Na
década de 1980, Tim Burton lançou um filme extremamente divertido e que fez
muito sucesso chamado Beetlejuice (que em português recebeu o título de Os
Fantasmas se Divertem). Nele é contada a história de um casal recém-falecido
que procura se ajustar à vida post-mortem — na verdade, eles não aceitam muito
bem a facticidade de sua morte — e tentam repelir que um outro casal, de
pessoas vivas, venha a residir em sua antiga casa. A princípio, o casal
falecido tenta fazer uso de sua nova realidade para, fantasmagoricamente,
pregar peças e sustos nos vivos, na perspectiva de afugentá-los do lugar que
consideram seu lar por direito. Todavia, por serem ectoplasmas recentes, eles
não possuem a capacidade de serem vistos pelos vivos, de modo que a “assustabilidade”
do casal é bastante baixa.

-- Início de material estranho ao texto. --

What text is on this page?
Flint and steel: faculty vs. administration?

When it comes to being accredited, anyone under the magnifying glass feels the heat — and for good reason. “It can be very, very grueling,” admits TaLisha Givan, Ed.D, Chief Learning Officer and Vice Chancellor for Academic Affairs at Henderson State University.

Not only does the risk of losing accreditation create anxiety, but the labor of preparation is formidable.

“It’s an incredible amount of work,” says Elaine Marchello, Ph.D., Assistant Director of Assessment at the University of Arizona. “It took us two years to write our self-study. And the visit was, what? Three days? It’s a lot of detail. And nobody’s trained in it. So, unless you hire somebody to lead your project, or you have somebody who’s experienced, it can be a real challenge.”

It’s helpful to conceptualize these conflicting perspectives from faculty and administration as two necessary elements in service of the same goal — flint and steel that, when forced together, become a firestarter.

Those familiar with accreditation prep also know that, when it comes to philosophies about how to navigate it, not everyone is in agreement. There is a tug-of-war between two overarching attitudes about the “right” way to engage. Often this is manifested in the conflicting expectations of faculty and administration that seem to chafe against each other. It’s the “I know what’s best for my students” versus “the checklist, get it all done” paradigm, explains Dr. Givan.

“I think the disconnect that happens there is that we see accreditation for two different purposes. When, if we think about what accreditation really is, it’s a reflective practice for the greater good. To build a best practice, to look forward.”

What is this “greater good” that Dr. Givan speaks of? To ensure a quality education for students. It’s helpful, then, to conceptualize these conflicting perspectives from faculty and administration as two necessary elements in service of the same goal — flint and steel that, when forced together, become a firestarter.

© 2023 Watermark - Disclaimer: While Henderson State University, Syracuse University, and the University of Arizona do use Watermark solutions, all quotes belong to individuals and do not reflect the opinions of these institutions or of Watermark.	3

Assim, eles tentam recorrer ao mundo dos mortos para
receber uma espécie de credencial que possibilitaria uma eficácia maior no
horror que queriam impor aos vivos. Mas, para frustração dos dois, o mundo dos
mortos era extremamente burocrático; prenhe de filas quilométricas, de modo que
a perspectiva de atendimento no setor dos sustos fantasmagóricos pela senha que
tiraram era de aproximados 125 anos. Frustrados em seus planos, eles resolvem
pedir a ajuda de um fantasma picareta que se diz especialista em “exorcizar os
vivos”, chamado Beetlejuice (interpretado por Michel Keaton). Quando o casal
ectoplasmático percebe as verdadeiras intenções de Beetlejuice, eles tentam
desfazer o contrato, mas já era tarde demais, uma vez que o “exorcista de
vivos” já havia causado estragos na vida de todos.
Os
recentes acontecimentos que estão mobilizando a opinião pública e,
especialmente, os atores jurídicos no Brasil têm um que desse universo
Beetlejuice (do filme como um todo, não apenas da personagem). Impressiona-nos
sobremaneira a intensidade com que as ideias de livre convencimento e verdade
real são chamadas à colação sempre que o assunto é análise de provas ou
compreensão do Direito. A aproximação desse fenômeno tupiniquim com o filme de
Tim Burton pode ser realizada em pelo menos dois aspectos: de forma mais
abrangente, podemos dizer que essas ideias (livre convencimento e verdade real)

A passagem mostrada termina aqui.